What they look like: Vibrantly dark green in color (with an ocassional slight purple tinge), it contains tightly-grouped bud clusters on edible stems.

Selection tips: Broccoli is best when it has a deep, strong color and tightly closed buds. Avoid any pieces that have begun to flower. One pound of fresh broccoli equals 2 cups chopped. One 10-ounce frozen package of broccoli equals 1 1/2 cups chopped.

Storage tips: You can store fresh, unwashed broccoli in an airtight container in the refrigerator for up to four days.

How to eat them: It's personal preference when it comes to choosing between the florets or the stems, both of which are edible. Wash and trim before eating and peel tough stalks. Cook fresh broccoli quickly and it will retain its bright green color. Adding acidic lemon juice or vinegar will make it turn a grayish color.
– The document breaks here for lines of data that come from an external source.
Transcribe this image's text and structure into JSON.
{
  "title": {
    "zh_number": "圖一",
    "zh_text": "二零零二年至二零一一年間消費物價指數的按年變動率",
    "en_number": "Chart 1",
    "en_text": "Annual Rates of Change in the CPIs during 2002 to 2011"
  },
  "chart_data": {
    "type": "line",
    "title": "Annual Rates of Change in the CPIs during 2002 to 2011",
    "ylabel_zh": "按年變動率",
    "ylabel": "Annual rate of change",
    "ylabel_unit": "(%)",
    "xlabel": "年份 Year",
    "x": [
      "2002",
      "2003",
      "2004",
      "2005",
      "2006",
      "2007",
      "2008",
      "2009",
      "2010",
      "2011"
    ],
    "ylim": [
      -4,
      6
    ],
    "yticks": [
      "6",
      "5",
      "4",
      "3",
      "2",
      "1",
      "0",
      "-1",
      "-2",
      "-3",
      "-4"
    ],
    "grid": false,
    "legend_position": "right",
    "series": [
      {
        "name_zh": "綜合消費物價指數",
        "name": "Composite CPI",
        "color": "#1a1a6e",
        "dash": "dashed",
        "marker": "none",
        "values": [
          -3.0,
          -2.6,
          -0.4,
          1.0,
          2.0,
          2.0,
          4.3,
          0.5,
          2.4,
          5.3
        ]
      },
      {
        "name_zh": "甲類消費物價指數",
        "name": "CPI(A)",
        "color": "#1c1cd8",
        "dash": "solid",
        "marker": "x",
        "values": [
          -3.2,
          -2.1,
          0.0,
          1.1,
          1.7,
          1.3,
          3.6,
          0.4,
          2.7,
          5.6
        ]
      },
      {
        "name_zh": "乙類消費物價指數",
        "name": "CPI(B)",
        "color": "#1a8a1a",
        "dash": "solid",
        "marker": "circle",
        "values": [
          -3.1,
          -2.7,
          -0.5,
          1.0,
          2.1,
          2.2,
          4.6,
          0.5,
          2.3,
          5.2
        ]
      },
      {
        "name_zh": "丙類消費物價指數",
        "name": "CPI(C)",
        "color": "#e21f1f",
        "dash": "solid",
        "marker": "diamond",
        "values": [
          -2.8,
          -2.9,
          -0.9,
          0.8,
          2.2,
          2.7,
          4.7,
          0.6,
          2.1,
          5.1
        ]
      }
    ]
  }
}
Peak growing season: Available year around, but best in its peak season of October through April.

Health benefits: Broccoli is a nutrition powerhouse since it's high in iron and vitamins A and C. Frozen varieties contain about 35% more beta carotene since they are mainly made up of florets.

Nutritional info for 1 cup chopped, cooked broccoli: 43.6 calories, 4.5 grams of fiber, 4.6 grams of protein, 0.4 grams of fat (0 saturated), 40.4 milligrams of sodium, and 0 cholesterol.